Valor é recorde histórico nominal no terminal e se deve a pouca oferta de grãos, à alta demanda externa e ao câmbio favorável

05/08/2020 | 13:25

Por Correio do Povo

O Rio Grande do Sul é o terceiro maior produtor de soja em grão do Brasil, superado apenas pelos estados de Mato Grosso e Paraná. O dado é do Instituto Brasileiro de Geografia e Estatística (IBGE)

O Rio Grande do Sul é o terceiro maior produtor de soja em grão do Brasil, superado apenas pelos estados de Mato Grosso e Paraná. O dado é do Instituto Brasileiro de Geografia e Estatística (IBGE) | Foto: GUILHERME TESTA

A cotação da saca de soja chegou a R$ 127,00 ontem no Porto de Rio Grande. O valor é recorde histórico nominal no terminal marítimo gaúcho, onde a média de preços dos últimos quatro anos foi de R$ 75,00. A alta é resultante da associação de fatores como a pouca oferta de grãos, ocasionada pela quebra da safra gaúcha 2019/2020, associada à alta demanda externa e ao câmbio favorável. O preço chegou a R$ 120,00 em Ijuí, R$ 121,00 em Passo Fundo e R$ 124,00 em Canoas.

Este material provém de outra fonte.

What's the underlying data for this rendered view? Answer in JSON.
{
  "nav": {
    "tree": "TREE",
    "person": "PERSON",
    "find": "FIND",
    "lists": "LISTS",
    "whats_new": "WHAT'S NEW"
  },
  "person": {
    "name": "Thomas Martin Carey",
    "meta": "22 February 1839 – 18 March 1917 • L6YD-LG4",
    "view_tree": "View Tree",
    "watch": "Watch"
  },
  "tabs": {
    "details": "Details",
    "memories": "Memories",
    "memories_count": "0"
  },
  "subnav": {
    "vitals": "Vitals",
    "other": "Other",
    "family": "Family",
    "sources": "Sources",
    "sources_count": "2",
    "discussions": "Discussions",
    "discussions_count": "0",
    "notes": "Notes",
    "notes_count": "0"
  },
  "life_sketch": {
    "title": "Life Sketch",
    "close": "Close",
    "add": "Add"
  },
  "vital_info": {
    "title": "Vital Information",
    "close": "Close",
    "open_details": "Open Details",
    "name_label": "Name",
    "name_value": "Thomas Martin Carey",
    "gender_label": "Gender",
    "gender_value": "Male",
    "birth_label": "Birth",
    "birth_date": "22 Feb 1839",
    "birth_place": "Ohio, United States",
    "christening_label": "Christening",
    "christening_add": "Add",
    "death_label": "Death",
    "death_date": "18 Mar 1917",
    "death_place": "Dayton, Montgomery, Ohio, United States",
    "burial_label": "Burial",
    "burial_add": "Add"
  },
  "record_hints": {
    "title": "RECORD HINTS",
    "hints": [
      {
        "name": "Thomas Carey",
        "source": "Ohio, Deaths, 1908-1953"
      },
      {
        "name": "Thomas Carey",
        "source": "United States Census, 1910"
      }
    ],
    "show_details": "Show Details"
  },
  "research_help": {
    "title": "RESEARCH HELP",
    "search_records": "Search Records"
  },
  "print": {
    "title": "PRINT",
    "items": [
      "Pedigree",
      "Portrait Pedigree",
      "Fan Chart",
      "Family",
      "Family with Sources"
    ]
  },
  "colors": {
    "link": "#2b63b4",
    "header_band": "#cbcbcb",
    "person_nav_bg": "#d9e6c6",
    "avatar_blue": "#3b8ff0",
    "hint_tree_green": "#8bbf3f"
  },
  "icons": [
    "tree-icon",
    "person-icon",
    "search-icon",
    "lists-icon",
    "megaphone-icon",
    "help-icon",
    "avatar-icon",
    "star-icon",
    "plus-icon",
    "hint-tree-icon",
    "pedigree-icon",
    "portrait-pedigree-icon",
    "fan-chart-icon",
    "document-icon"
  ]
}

Como a demanda interna também está alta e a disponibilidade é pequena, os prêmios pagos no Interior chegaram a superar os oferecidos nos portos durante a semana passada. Ontem, no entanto, estavam em 1,75 dólar por bushel em Rio Grande, 1,50 em Ijuí e 1,63 em Passo Fundo e Canoas.

O sócio-diretor da New Agro Corretora, Gean Kunh, explica que resta menos de 7% da safra gaúcha para comercialização. A baixa oferta causou uma disputa pela oleaginosa e repercutiu no preço dos prêmios. “Cooperativas e cerealistas que têm soja disponível escolhem para quem vender, seja para o mercado interno ou para o externo, o que se reflete no prêmio posto em cima da cotação do grão”, explica.

O analista de mercado Faria Toigo reitera que os prêmios se refletem em ganhos para quem ainda tem para vender. “A tendência é altista, já que não tem produto e o dólar deve seguir subindo”, avalia.

O presidente da AprosojaRS, Décio Teixeira, acrescenta que a tensão entre Estados Unidos e China afeta a bolsa de Chicago e isso também influencia as cotações. “Essa situação gera manobras e causa interferências nessa bolsa que dita os preços”, sintetiza.